思及那句欺人太甚,我伸手接过了那封圣旨。
宋培月,这一世我不欺负你了。
1.
我爹当年只是个杀猪匠。
所幸跟对了老大,如今也算得上跟当今陛下打天下的老臣。
他说拒婚,是真的敢拿着圣旨去求陛下收回成命。
前世我心悦宋培月,连圣旨都不看便拒了这桩婚事。
但今生,我伸手抽出爹怀里的圣旨展开。
陛下这桩婚事,赐的是河东裴氏美名在外的嫡长女—裴引章。
温文贤淑,才华横溢。
字字句句都是称赞这位京城第一美人。
封给我爹的官再大,也是攀不上这样的门第的。
“爹,”我听见自己说,“儿子愿意娶的。”
河东裴氏,世家之首,门下学子多如过江之鲫。
便是庶出旁支,也是外人眼里的香饽饽。
更说是长房嫡女。
这样好的婚事,一瞧便知道陛下是下了心思的。
只可惜前世我蠢笨,舍了美玉选鱼目。
爹的动作被我止住。
听见我的话,他开口唤我的小名。
“文儿,”爹站起身,“是不是宋培月做了什么?她欺负你了?”
一别经年,再听到这句呼唤。
我不禁潸然泪下。
前世我非要娶宋培月,爹用多年的战功为我拒了陛下的赐婚。
在那以后,爹在官场便再不得寸进,甚至被贬离京。
衢州山高路远。
我怕他为我忧心,诸多苦楚从不提起。
直到收到我的死讯,爹连夜进京为我收敛尸骨。
在看到棺木的那一刻,当年尸山血海里杀出来的大将军像是失了全身力气,跪倒在我棺椁旁。

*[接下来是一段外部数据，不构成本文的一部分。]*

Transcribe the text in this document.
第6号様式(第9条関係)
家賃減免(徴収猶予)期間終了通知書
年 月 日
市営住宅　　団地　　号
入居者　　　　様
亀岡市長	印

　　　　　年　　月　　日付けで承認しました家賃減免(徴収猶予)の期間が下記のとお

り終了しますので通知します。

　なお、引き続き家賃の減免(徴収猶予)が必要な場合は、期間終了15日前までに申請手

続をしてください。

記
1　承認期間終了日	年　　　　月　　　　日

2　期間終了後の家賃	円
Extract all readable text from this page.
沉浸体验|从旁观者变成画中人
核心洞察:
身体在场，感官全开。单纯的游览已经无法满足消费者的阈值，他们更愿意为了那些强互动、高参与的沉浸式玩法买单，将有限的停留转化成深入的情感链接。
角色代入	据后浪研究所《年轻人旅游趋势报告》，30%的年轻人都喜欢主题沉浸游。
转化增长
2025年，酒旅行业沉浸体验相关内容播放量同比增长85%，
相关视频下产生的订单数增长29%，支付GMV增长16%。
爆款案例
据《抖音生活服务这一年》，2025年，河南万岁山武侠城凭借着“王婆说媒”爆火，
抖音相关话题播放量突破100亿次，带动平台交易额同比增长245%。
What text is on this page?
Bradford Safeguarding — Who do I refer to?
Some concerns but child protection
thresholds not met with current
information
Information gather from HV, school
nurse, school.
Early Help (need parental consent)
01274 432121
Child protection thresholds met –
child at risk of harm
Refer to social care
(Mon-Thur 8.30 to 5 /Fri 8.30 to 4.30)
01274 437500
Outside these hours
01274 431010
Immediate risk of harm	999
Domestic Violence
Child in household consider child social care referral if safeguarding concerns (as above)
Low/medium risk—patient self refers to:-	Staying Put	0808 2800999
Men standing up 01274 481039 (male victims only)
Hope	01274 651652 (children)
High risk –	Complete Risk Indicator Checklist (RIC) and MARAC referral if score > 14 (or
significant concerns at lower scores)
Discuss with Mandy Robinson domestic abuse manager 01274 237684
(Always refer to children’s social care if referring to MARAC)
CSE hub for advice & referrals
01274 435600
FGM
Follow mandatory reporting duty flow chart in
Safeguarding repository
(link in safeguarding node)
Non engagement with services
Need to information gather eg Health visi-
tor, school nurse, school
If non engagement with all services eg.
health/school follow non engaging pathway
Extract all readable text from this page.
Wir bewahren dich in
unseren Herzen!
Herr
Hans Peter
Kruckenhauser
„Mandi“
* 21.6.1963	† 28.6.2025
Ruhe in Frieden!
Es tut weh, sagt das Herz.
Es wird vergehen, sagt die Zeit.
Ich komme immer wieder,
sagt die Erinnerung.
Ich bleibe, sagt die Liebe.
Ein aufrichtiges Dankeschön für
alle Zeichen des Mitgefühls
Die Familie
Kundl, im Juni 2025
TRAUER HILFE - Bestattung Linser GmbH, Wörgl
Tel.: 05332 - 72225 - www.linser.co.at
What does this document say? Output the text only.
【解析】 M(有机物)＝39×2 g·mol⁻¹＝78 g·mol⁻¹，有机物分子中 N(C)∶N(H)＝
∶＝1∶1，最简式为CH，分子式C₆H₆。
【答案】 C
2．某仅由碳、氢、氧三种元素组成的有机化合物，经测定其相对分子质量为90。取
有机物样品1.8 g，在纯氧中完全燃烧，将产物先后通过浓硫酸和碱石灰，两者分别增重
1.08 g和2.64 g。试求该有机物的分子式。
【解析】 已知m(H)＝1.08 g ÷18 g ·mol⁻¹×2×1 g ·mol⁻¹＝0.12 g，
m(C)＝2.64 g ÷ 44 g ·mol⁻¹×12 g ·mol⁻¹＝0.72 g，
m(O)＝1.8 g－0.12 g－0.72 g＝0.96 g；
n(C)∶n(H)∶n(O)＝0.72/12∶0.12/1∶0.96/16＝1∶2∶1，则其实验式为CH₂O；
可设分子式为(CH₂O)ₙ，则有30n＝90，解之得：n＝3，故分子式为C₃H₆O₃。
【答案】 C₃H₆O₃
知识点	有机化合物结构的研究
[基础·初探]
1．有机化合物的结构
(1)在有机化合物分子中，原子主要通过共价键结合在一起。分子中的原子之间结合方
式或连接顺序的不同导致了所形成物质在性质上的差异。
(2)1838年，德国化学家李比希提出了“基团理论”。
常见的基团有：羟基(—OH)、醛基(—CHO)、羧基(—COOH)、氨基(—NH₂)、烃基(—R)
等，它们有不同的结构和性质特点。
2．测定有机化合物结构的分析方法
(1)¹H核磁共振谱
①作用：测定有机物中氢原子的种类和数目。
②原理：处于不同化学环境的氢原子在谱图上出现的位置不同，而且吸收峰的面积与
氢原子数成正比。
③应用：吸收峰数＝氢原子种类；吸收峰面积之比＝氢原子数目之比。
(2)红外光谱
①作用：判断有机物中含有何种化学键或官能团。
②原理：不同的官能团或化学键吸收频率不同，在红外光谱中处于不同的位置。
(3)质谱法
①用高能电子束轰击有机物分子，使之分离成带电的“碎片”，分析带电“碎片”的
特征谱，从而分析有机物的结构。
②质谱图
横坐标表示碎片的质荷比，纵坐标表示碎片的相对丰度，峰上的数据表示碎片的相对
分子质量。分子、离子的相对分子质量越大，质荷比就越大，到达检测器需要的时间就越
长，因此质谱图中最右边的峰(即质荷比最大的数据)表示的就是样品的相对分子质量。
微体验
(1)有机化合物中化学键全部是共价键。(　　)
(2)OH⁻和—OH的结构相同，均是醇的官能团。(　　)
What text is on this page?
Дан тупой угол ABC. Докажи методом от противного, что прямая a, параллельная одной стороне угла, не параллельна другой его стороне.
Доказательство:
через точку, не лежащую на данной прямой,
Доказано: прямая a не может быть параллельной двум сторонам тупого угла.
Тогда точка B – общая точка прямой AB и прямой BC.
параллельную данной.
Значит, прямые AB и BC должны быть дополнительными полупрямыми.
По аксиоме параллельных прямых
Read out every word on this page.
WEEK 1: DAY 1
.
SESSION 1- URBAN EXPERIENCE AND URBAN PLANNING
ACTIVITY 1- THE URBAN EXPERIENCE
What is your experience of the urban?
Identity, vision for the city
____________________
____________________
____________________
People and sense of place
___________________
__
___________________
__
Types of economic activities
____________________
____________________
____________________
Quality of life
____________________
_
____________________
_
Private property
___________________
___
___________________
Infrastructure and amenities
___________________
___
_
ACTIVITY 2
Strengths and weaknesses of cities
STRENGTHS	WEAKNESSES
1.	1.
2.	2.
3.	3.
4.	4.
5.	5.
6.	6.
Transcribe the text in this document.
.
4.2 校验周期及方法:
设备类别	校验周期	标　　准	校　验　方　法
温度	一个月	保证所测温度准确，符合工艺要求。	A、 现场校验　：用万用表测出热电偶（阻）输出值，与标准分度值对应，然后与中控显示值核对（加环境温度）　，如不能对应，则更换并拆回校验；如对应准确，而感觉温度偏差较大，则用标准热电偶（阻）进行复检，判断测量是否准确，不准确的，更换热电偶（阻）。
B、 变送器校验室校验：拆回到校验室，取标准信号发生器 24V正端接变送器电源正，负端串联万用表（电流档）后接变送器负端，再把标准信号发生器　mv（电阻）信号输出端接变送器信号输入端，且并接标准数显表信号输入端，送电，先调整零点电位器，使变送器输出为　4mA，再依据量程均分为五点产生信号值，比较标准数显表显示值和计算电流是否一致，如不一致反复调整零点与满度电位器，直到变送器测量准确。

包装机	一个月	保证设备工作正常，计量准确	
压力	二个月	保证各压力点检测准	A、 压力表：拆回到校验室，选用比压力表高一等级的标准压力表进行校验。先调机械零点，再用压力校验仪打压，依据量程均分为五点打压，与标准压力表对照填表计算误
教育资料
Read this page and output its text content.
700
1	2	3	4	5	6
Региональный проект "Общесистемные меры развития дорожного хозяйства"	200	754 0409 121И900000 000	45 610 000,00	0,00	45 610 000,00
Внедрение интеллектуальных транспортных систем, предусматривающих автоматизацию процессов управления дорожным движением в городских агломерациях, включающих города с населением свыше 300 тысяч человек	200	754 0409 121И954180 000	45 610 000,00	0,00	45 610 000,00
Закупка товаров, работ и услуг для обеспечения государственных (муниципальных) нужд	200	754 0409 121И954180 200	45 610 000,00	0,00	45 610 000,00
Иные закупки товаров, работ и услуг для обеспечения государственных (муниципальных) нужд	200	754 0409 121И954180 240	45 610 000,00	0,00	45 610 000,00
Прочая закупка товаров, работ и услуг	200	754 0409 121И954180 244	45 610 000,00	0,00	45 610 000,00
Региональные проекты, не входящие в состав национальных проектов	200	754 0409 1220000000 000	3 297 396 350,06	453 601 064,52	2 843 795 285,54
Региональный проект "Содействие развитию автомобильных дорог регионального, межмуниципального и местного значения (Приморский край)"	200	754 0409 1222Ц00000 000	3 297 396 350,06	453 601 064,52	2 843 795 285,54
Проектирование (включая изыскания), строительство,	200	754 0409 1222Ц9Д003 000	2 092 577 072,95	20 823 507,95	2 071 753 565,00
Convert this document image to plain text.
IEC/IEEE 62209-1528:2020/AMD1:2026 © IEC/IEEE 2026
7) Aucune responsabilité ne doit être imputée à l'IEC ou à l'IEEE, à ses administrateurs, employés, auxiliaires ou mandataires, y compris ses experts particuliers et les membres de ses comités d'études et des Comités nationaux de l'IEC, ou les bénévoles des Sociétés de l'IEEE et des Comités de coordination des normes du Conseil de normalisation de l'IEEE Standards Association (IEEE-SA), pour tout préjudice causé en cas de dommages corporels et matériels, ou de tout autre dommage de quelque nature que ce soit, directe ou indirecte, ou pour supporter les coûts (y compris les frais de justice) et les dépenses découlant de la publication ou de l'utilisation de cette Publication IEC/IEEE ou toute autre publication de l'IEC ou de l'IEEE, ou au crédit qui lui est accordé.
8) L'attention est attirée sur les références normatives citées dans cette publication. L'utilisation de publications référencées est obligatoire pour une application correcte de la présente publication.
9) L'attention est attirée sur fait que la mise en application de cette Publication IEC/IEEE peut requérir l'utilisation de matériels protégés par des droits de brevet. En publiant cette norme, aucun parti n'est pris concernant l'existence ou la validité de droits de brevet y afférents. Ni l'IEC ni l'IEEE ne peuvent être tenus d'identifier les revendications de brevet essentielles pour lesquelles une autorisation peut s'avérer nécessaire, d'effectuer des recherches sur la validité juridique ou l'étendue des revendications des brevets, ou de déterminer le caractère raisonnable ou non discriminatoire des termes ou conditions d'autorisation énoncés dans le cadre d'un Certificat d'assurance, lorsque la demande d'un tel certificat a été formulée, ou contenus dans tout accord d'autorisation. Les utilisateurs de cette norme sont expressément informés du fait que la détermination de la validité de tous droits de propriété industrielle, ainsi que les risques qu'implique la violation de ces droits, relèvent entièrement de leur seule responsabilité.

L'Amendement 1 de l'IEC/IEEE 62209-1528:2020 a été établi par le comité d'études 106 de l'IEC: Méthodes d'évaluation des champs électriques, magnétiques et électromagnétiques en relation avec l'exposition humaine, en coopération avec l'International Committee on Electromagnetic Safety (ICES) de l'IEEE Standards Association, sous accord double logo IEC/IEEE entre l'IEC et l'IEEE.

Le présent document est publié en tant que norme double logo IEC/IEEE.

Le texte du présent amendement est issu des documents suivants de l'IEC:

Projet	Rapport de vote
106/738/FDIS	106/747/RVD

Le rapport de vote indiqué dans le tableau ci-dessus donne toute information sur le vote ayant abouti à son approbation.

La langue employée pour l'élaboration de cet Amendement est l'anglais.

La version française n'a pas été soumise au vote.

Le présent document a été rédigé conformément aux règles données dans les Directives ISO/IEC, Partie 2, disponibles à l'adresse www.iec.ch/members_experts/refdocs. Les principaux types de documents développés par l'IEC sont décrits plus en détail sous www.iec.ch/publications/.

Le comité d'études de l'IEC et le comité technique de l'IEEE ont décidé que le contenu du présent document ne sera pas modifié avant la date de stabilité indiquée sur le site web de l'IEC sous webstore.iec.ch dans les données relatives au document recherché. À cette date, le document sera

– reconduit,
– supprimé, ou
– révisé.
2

我那时只能看着爹骤然呕出一口血,满腔凄苦地一遍遍叫我的小名。
“文儿,爹来接你回家了……”
直至今生,我才终于能归家。
沈家嫡子和那位裴氏嫡长女订婚的消息很快便成了京城热闻。
无他,裴引章的名声实在太过显赫。
她比我年长两岁,没及笄前裴家便被媒人踏破了门槛。
便是陛下,也曾亲自过问她的婚事。
裴家都一应回绝了,最后却定了个杀猪匠的儿子。
京城公子自诩清贵,平日里从不带着我玩。
但如今出于好奇,各色宴会的帖子飞花似地递来我家。
宋培月也随她母亲登门。
我和宋培月自小相识。
她爹当年上京科考,是我娘借了他五百两银子做路费。
后来他一举中第,便许诺我娘。
日后所出儿女缔结婚盟,延续两家情谊。
从小身边人便告诉我,宋培月日后会是我的妻子。
因此,宋培月对我也格外耐心温柔。
是以,我情窦初开那年,一颗心便全给了宋培月。
她去清河书院,我便也跟着去考。
书院不招男子,为此我夜夜苦读,付出了比旁人百倍的努力。
后来我才知道。
宋培月去清河书院,不过是为了能多见到心上人。